Developing a secure computation and data environment for non-consumptive research for the HathiTrust Research Center is funded through a grant from the Alfred P. Sloan Foundation. In this research, researchers at HTRC and the University of Michigan are developing a “data capsule framework” that is founded on a principle of “trust but verify”. That is, the informatics scholar is given freedom to experiment with new algorithms on a huge body of copyrighted or otherwise protected information, but technological mechanisms are in place to verify compliance with the policy of non-consumptive research. The project has resulted in a novel experimental framework that permits analytical investigation of a corpus but prohibits data from leaving the capsule. The HTRC Data Capsule is both a system architecture and set of policies that enable computational investigation over the protected content of the HT digital repository that is carried out and controlled directly by a researcher.

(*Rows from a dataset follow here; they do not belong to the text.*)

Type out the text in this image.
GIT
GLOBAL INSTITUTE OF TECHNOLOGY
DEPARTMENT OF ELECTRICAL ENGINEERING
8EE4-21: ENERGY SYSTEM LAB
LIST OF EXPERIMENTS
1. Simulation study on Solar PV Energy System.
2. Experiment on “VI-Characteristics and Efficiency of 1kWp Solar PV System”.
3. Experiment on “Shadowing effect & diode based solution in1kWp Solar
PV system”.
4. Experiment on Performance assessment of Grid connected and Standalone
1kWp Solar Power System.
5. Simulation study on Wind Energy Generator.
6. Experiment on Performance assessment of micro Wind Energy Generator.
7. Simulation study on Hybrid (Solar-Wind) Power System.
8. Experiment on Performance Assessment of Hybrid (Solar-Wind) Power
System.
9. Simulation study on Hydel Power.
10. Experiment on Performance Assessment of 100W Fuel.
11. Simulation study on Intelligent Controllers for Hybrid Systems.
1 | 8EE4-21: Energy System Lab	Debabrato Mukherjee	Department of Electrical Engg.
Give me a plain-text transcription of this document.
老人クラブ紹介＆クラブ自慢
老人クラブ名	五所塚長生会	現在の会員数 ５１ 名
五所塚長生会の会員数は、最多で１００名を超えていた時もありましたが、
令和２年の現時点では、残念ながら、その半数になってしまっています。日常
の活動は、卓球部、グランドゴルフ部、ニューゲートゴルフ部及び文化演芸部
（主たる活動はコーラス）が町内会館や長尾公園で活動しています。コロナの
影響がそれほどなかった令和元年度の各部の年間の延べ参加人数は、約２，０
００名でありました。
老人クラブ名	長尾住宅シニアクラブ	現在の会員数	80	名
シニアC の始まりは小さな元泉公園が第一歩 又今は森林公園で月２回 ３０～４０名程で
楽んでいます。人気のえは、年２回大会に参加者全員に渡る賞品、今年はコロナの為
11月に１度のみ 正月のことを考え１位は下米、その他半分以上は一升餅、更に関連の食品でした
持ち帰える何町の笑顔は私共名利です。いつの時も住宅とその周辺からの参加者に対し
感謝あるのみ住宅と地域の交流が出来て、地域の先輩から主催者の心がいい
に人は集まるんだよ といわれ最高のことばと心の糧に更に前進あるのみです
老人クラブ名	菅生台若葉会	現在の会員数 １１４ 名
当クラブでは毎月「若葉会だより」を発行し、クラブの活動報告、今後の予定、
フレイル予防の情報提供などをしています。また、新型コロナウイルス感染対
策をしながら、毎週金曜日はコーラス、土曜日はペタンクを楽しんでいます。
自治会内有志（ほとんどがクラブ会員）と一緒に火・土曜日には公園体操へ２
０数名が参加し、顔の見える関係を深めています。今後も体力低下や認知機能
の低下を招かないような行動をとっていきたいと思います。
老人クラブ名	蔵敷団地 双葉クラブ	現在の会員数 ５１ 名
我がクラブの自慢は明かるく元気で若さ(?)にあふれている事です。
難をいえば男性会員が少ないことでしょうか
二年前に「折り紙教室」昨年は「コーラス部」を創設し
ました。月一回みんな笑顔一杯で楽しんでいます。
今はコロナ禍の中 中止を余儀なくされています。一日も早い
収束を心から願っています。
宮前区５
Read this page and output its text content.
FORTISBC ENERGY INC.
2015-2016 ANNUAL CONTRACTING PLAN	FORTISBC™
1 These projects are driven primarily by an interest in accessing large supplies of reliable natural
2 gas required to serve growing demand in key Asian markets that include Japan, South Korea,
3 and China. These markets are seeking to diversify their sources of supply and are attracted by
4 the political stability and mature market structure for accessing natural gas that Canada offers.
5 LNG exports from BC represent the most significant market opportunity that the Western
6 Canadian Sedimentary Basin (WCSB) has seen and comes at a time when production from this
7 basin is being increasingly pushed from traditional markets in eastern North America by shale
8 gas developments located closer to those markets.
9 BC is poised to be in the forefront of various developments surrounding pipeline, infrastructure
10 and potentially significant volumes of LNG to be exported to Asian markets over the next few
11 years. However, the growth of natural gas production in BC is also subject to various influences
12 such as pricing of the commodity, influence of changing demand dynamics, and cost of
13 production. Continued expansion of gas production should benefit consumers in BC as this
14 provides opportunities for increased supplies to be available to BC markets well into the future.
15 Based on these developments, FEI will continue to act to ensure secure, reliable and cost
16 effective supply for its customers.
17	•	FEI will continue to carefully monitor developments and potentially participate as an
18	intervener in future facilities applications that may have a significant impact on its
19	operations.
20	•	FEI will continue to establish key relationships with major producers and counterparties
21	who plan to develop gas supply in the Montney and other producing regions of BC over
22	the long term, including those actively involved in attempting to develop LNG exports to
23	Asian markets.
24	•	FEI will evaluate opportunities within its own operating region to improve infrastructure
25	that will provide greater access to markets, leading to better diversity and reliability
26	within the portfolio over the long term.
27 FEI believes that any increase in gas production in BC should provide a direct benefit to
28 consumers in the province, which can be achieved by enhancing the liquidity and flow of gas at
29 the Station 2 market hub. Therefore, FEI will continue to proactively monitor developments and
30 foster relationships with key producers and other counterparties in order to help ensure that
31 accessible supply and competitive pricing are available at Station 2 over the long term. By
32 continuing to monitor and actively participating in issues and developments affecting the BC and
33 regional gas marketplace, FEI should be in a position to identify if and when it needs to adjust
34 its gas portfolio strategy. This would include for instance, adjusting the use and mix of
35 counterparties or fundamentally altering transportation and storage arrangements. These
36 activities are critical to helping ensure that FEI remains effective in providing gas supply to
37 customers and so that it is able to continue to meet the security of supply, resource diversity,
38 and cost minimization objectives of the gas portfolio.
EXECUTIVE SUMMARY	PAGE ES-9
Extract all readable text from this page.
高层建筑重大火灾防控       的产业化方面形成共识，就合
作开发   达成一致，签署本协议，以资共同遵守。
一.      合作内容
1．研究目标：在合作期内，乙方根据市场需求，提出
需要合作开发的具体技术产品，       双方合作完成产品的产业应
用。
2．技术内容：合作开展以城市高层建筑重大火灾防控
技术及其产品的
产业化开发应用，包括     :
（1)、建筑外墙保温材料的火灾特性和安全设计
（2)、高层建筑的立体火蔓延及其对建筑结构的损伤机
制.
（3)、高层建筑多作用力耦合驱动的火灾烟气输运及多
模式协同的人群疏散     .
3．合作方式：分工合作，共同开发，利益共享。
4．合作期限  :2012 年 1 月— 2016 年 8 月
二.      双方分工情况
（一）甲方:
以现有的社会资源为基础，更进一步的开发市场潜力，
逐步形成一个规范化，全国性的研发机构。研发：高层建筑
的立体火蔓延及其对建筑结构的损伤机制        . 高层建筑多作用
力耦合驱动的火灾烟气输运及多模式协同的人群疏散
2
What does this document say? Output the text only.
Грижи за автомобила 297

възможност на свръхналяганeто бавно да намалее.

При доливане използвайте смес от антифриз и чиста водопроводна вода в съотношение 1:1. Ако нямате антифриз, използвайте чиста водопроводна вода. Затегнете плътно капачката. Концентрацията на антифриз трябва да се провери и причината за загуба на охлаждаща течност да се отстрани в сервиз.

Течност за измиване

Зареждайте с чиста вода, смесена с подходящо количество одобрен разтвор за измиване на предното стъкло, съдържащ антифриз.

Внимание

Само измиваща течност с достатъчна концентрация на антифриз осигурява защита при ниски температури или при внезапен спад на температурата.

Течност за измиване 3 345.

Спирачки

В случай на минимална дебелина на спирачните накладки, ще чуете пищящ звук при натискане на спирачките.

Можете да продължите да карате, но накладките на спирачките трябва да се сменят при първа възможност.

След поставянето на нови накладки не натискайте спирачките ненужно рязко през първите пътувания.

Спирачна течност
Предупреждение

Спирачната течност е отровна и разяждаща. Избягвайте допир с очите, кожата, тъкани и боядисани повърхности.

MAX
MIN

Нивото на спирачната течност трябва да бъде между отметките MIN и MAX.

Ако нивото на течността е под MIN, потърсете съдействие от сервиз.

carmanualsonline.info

It leverages the foundational security principles of the Data Capsules of A. Prakash of University of Michigan, which allows privileged access to sensitive data while also restricting the channels through which that data can be released.
HTRC Data Capsule works by giving a researcher their own virtual machine (VM) that runs within the HTRC domain. The researcher can configure the VM as they would their own desktop with their own tools. After they are done, the VM switches into a “secure mode”, where network and other data channels are restricted in exchange for access to the data being protected. Results are emailed to the user.